Researchers at the University of Surrey's Advanced Technology Institute manipulated zinc oxide, producing nanowires from this readily available material to create a ultra-violet light detector which is 10,000 times more sensitive to UV light than a traditional zinc oxide detector.
Currently, photoelectric smoke sensors detect larger smoke particles found in dense smoke, but are not as sensitive to small particles of smoke from rapidly burning fires.
Researchers believe that this new material could increase sensitivity and allow the sensor to detect distinct particles emitted at the early stages of fires, paving the way for specialist sensors that can be deployed in a number of applications.

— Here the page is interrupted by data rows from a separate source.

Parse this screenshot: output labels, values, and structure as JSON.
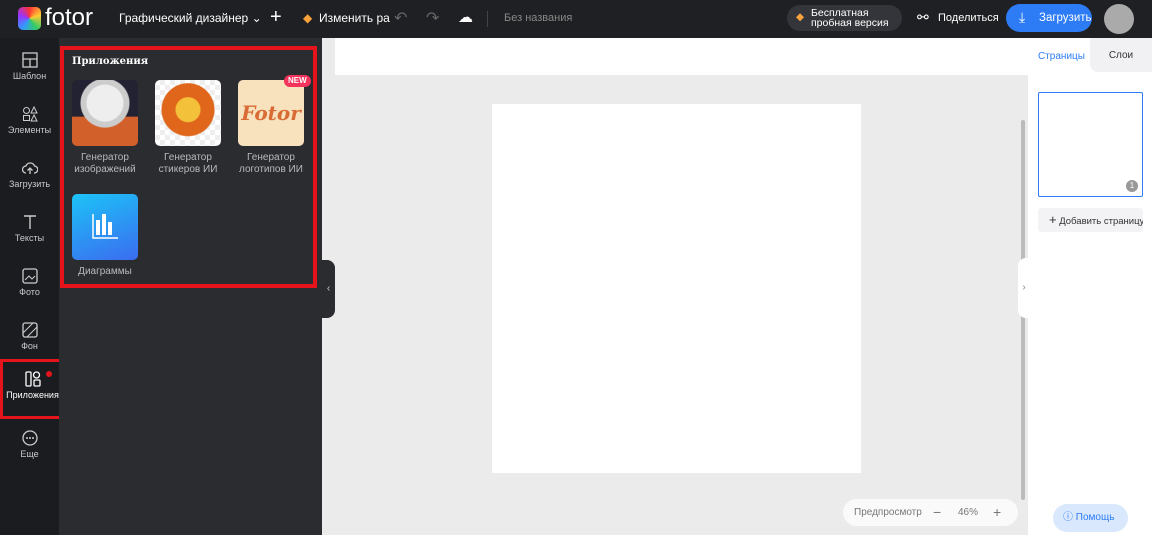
{
  "topbar": {
    "logo": "fotor",
    "mode": "Графический дизайнер",
    "edit": "Изменить ра",
    "doc_title": "Без названия",
    "trial": [
      "Бесплатная",
      "пробная версия"
    ],
    "share": "Поделиться",
    "download": "Загрузить"
  },
  "sidebar": {
    "items": [
      {
        "label": "Шаблон"
      },
      {
        "label": "Элементы"
      },
      {
        "label": "Загрузить"
      },
      {
        "label": "Тексты"
      },
      {
        "label": "Фото"
      },
      {
        "label": "Фон"
      },
      {
        "label": "Приложения"
      },
      {
        "label": "Еще"
      }
    ]
  },
  "panel": {
    "title": "Приложения",
    "apps": [
      {
        "label": [
          "Генератор",
          "изображений"
        ]
      },
      {
        "label": [
          "Генератор",
          "стикеров ИИ"
        ]
      },
      {
        "label": [
          "Генератор",
          "логотипов ИИ"
        ],
        "badge": "NEW",
        "logo_text": "Fotor"
      },
      {
        "label": [
          "Диаграммы"
        ]
      }
    ]
  },
  "right": {
    "tabs": [
      "Страницы",
      "Слои"
    ],
    "page_number": "1",
    "add_page": "Добавить страницу"
  },
  "zoom": {
    "preview": "Предпросмотр",
    "value": "46%"
  },
  "help": "Помощь",
  "colors": {
    "accent": "#2d7cf6",
    "highlight": "#e5141c"
  }
}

"UV light detectors made from zinc oxide have been used widely for some time but we have taken the material a step further to massively increase its performance. Essentially, we transformed zinc oxide from a flat film to a structure with bristle-like nanowires, increasing surface area and therefore increasing sensitivity and reaction speed," said Professor Ravi Silva, co-author of the study and head of the Advanced Technology Institute.
The team predict that the applications for this material could be far reaching. From fire and gas detection to air pollution monitoring, they believe the sensor could also be incorporated into personal electronic devices, such as phones and tablets, to increase speed, with a response time 1000 times faster than traditional zinc oxide detectors.
"This is a great example of a bespoke, designer nanomaterial that is adaptable to personal needs, yet still affordable. Due to the way in which this material is manufactured, it is ideally suited for use in future flexible electronics, a hugely exciting area," added Professor Silva.
About the Advanced Technology Institute at the University of Surrey:
The Advanced Technology Institute (ATI) at the University of Surrey is an established, multi-disciplinary centre of excellence in Nanotechnology and Photonics. It acts as a "technology hotel" encouraging interaction between researchers in advanced functional materials and the devices that these enable. There is especial interest in the application of technologies to the grand challenges in energy, clean water and healthcare, enabled by nanoscale design of electronics and photonic devices.
The ATI interacts with other centres of excellence at Surrey, who bring expertise, inter alia, in structural materials, telecommunications and space. It engages with industry at all levels from SMEs to multi-nationals, and in helping to establish standards with our principal collaborator, the National Physical Laboratory. The ATI was delighted to recently welcome Dr Chris Mills from Tata's research laboratories who joins us for a two year secondment to build on collaborations developing applications for graphene.